Bois : Des sociétés de San Pedro ferment en cascade

Bois : Des sociétés de San Pedro ferment en cascade

lundi, 20 mai 2013 15:36

Ce vent de morosité qui souffle sur l'activité économique dans la seconde ville portuaire du pays inquiète sérieusement les opérateurs de ces secteurs.

Bois : Des sociétés de San Pedro ferment en cascade

Sale temps pour les scieries et les usines de conditionnellement ou de broyage de fèves de cacao implantées à San-Pedro.

En effet, certaines industries de bois et de cacao ont fermé, d'autres sont en voie de l'être. Ce vent de morosité qui souffle sur l'activité économique dans la seconde ville portuaire du pays inquiète sérieusement les opérateurs de ces secteurs.

Saisissant l'instant d'une importante rencontre d'échanges entre le préfet de région Coulibaly Ousmane et les opérateurs économique de San-Pedro le jeudi 02 mai en marge de la fête du travail à la salle du Rotary, Lakiss Ali, président des opérateurs économiques et des dirigeants d'entreprises de San-Pedro, et Gueu Gilles, porte-parole des opérateurs du bois, ont interpellé que les autorités étatiques afin qu'elles prennent des mesures idoines pour sauver les emplois "Monsieur le préfet, sur 25 sociétés de conditionnement de cacao, seules 05 continuent de travailler normalement.

Celles qui font la transformation des fèves en produits semi-finis, sont totalement aux arrêts à cause de manque de cacao." a dépeint le directeur général de Saf-Cacao et Choco Ivoire. Selon Lakiss, cette situation est imputable au Conseil du café-cacao (Ccc) qui soumet les entreprises à des mesures qu'elles ne peuvent pas respecter.

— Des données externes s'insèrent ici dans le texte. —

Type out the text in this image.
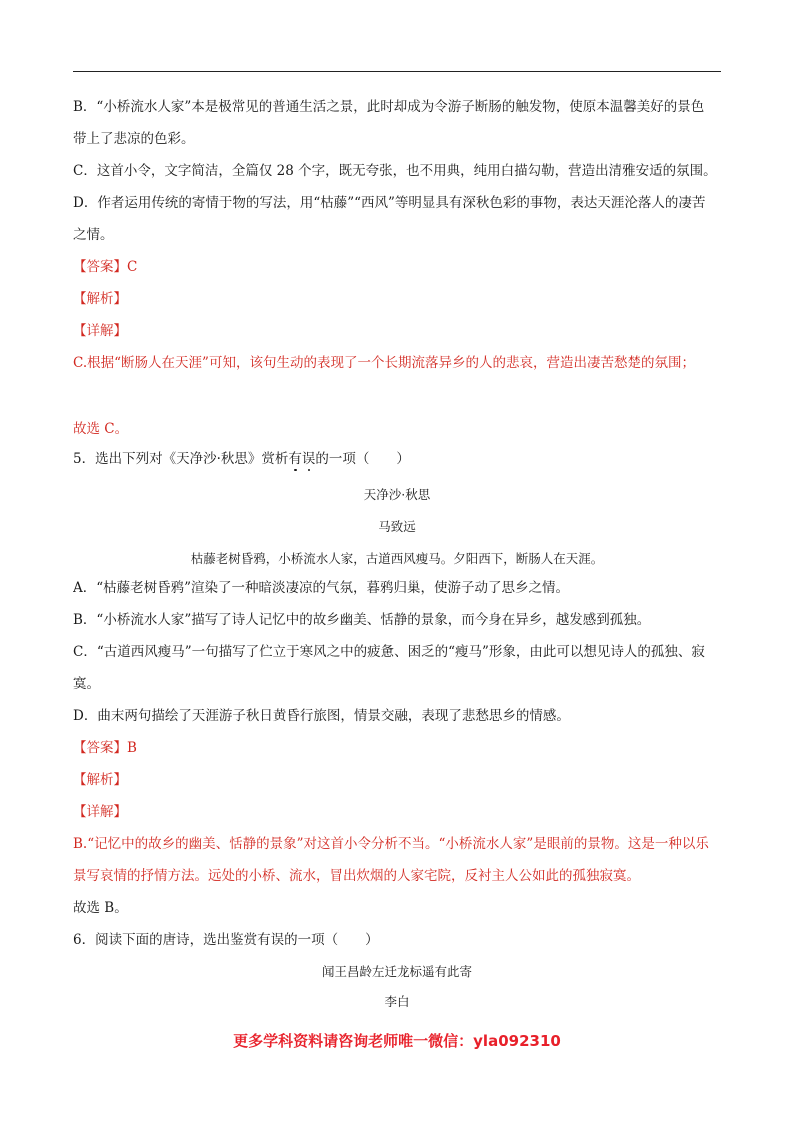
B．“小桥流水人家”本是极常见的普通生活之景，此时却成为令游子断肠的触发物，使原本温馨美好的景色
带上了悲凉的色彩。
C．这首小令，文字简洁，全篇仅 28 个字，既无夸张，也不用典，纯用白描勾勒，营造出清雅安适的氛围。
D．作者运用传统的寄情于物的写法，用“枯藤”“西风”等明显具有深秋色彩的事物，表达天涯沦落人的凄苦
之情。
【答案】C
【解析】
【详解】
C.根据“断肠人在天涯”可知，该句生动的表现了一个长期流落异乡的人的悲哀，营造出凄苦愁楚的氛围；
故选 C。
5．选出下列对《天净沙·秋思》赏析有误的一项（　　）
天净沙·秋思
马致远
枯藤老树昏鸦，小桥流水人家，古道西风瘦马。夕阳西下，断肠人在天涯。
A．“枯藤老树昏鸦”渲染了一种暗淡凄凉的气氛，暮鸦归巢，使游子动了思乡之情。
B．“小桥流水人家”描写了诗人记忆中的故乡幽美、恬静的景象，而今身在异乡，越发感到孤独。
C．“古道西风瘦马”一句描写了伫立于寒风之中的疲惫、困乏的“瘦马”形象，由此可以想见诗人的孤独、寂
寞。
D．曲末两句描绘了天涯游子秋日黄昏行旅图，情景交融，表现了悲愁思乡的情感。
【答案】B
【解析】
【详解】
B.“记忆中的故乡的幽美、恬静的景象”对这首小令分析不当。“小桥流水人家”是眼前的景物。这是一种以乐
景写哀情的抒情方法。远处的小桥、流水，冒出炊烟的人家宅院，反衬主人公如此的孤独寂寞。
故选 B。
6．阅读下面的唐诗，选出鉴赏有误的一项（　　）
闻王昌龄左迁龙标遥有此寄
李白
更多学科资料请咨询老师唯一微信：yla092310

Pour ce qui est du "grainage", Lakiss a plaidé pour que le Ccc fasse preuve de flexibilité du fait de la taille des fèves récoltées durant cette seconde moitié de la campagne: " A cause de leurs petites tailles, les fèves sont "pauvres" en graisses ou beurre de cacao et il est difficile de trouver le taux de grainage exigé par le Ccc à l'entrée des 'usines; cela crée une pénurie de matière première" a-t-il plaidé.

Gueu Gilles, directeur de African Industrie, s'est insurgé contre les tracasseries dont sont l'objet les scieries. Il a déclaré que de nombreuses scieries ont mis la clé sous le paillasson du fait des harcèlements de la police forestière "La police forestière exerce une pression énorme sur les opérateurs du bois au motif qu'elle recherche des fraudeurs. Elle immobilise nos activités et concourt à la fermeture des sociétés" a-t-il fulminé sa colère.

Deux responsables de l'Import/ Export du chocolatier Saco et de l'hévéaculteur Sogb ont dénoncé les nouvelles procédures d'empotages et d'embarquement de la masse de cacao et du latex édictées par la Direction générale du port à travers la circulaire 1581. Leurs argumentaires ont été corroborés par Lhoes, chef d'Agence de Bolloré Africa logistics et manutentionnaire de Saco et Sogb au port de San-Pedro."

La nouvelle façon d'embarquer les conteneurs nous crée des dommages structurels et financiers" ont-ils dénoncé. Initiateur des échanges, le préfet Coulibaly Ousmane, entouré des directeurs régionaux de l'Inspection du travail, de la Cnps, des Affaires sociales, de l'Agepe et du Ccc, s'est engagé à traiter avec diligence les questions qui relèvent de sa responsabilité. Pour les autres doléances, il a promis de les transmettre au gouvernement. Et dans la perspective de la prochaine visite du président dans la région, Coulibaly Ousmane a rassuré ses interlocuteurs de sa volonté d'élaborer une sorte de livre-blanc pour le chef de l'État dans le but de l'imprégner de l'environnement des affaires dans la seconde ville portuaire de la Côte d'Ivoire.